Housing market dragging, Tenant demand up, Landlord supply downMake Text Bigger
The latest RICS Residential Market Survey remains subdued in March and looking ahead, the lack of momentum is likely to continue for a while longer. Click here to download the full survey. Enquiries from new buyers saw the eighth negative reading in a row, with 27% of respondents seeing a fall in buyer demand which was replicated in all parts of the UK.
As buyer interest declines, respondents reported a net balance fall of -24% in agreed sales. This is consistent with an expected drop in the HMRC measure of transactions currently operating at around 100k per month over the coming months.

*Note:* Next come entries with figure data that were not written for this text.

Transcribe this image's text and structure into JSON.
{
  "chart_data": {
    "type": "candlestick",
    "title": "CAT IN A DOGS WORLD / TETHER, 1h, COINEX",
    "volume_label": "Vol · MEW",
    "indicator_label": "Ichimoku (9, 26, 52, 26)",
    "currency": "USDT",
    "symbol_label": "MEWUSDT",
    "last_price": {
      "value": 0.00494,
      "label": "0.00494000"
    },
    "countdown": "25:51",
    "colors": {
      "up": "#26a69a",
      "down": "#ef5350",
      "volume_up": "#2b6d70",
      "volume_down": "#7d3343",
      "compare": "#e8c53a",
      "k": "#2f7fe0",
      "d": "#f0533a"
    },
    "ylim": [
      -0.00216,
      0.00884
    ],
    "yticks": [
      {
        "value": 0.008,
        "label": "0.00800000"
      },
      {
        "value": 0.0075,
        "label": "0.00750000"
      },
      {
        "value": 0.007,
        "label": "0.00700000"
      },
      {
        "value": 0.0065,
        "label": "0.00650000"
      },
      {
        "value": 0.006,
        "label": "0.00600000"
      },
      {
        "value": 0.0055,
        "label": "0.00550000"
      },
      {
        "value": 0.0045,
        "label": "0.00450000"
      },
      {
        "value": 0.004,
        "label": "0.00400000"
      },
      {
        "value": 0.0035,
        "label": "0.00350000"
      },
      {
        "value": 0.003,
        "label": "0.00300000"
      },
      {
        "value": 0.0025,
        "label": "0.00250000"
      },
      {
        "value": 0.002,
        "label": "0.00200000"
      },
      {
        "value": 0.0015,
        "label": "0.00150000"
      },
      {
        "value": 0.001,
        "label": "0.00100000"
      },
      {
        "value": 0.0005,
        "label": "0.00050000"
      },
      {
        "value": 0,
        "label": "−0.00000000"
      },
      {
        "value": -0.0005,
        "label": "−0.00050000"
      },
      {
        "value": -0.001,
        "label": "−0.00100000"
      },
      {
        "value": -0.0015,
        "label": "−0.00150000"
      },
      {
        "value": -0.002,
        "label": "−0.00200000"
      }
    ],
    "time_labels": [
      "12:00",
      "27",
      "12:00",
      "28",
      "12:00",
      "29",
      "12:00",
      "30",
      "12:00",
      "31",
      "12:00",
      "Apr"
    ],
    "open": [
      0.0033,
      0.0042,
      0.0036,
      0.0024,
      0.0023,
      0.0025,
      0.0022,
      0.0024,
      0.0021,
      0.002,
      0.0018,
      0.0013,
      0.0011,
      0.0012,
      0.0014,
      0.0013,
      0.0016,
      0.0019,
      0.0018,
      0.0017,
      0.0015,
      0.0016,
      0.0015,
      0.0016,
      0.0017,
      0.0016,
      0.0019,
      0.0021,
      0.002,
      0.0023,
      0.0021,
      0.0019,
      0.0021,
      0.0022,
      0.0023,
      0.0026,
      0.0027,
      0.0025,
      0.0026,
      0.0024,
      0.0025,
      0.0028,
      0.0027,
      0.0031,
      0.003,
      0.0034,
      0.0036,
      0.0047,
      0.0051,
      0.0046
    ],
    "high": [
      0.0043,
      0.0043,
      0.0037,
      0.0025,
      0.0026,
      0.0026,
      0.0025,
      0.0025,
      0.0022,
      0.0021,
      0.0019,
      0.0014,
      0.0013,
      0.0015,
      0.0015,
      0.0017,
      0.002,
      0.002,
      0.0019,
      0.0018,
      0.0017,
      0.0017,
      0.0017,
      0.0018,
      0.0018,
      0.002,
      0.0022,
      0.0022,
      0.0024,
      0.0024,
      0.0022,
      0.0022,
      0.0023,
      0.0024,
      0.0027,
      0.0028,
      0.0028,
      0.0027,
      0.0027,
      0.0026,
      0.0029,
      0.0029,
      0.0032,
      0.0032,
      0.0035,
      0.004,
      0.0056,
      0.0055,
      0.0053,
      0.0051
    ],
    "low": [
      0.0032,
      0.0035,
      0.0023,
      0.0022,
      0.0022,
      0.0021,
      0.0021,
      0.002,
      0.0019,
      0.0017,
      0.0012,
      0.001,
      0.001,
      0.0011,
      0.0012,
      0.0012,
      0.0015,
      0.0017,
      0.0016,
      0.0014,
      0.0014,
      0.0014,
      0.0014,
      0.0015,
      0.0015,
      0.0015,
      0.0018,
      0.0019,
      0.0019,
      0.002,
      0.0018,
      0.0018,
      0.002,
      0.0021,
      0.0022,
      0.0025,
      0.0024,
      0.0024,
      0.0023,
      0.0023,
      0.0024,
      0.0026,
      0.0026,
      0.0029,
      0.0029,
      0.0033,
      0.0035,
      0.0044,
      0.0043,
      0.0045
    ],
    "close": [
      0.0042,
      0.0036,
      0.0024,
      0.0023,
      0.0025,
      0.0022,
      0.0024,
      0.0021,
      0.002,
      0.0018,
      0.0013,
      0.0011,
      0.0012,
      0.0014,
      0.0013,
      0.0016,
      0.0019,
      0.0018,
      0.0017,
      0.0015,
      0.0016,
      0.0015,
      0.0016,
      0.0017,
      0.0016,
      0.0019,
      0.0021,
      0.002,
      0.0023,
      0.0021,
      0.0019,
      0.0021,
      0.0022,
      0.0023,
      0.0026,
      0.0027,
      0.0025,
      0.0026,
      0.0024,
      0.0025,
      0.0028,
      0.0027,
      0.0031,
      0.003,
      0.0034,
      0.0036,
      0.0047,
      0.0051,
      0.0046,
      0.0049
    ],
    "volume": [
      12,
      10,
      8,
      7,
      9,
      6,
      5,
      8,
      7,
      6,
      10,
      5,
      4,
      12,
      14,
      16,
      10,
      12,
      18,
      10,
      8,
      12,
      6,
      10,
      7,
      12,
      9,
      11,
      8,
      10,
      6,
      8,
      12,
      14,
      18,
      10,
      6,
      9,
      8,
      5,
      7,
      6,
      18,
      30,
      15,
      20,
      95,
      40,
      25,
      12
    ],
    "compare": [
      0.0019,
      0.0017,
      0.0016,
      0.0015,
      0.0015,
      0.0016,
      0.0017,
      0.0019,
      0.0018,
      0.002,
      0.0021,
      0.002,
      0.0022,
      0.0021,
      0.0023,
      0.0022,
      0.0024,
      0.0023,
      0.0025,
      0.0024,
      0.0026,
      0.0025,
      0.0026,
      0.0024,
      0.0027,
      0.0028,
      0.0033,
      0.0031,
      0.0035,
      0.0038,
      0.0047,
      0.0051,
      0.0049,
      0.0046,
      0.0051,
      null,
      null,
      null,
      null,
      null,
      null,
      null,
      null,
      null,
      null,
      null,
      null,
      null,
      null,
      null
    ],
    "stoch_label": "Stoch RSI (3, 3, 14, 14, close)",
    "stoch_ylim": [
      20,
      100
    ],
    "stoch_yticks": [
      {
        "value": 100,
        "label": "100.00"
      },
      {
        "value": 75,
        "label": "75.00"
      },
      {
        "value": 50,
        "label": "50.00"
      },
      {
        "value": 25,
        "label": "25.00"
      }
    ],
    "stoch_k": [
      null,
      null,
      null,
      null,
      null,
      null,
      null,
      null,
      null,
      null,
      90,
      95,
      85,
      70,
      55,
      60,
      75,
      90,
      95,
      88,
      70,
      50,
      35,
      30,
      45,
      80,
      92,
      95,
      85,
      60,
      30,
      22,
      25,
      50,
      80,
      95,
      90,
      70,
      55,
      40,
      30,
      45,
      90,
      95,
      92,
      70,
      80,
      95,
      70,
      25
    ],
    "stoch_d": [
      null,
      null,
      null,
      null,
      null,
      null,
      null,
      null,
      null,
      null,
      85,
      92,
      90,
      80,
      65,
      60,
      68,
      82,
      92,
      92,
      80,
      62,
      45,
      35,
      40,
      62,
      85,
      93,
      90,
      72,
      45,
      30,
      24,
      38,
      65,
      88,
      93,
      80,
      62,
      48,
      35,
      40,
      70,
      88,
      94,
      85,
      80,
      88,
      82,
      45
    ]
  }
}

The ongoing decline in new instructions and new property coming on to the market continues, having become progressively weaker in each of the past four surveys, falling from the net balance of -20% in December, to -30% in March.
Looking at prices: 24% of respondents saw a decline rather than rise in prices at a headline level in March. This measure was -27% (net balance) in February and, although this does end a streak of eight consecutive months of declining responses, the measure (as a lead indicator) is still pointing to a modest fall in house prices at the national level over the next couple of quarters.
In the lettings market, demand from tenants continued to rise for a third successive month (non-seasonally adjusted data), while landlord instructions slipped further. On the back of this, contributors are pencilling in rental growth of approximately 2% over the coming twelve months.
Simon Rubinsohn, RICS Chief Economist, said: “Brexit remains a major drag on activity in the market with anecdotal evidence pointing to potential buyers being reluctant to commit in the face of the heightened sense of uncertainty. Whether any deal provides the shift in mood music envisaged by many respondents to the survey remains to be seen but as things stand, there is little encouragement to be drawn from key RICS lead indicators. We expect transactions to decline on this basis.
“Arguably more significant still are the signs that developers are continuing to adopt a more cautious stance with the trend in new residential starts now flatlining. Against this backdrop, there is little possibility of delivering the uplift in supply necessary to address the ongoing housing crisis.”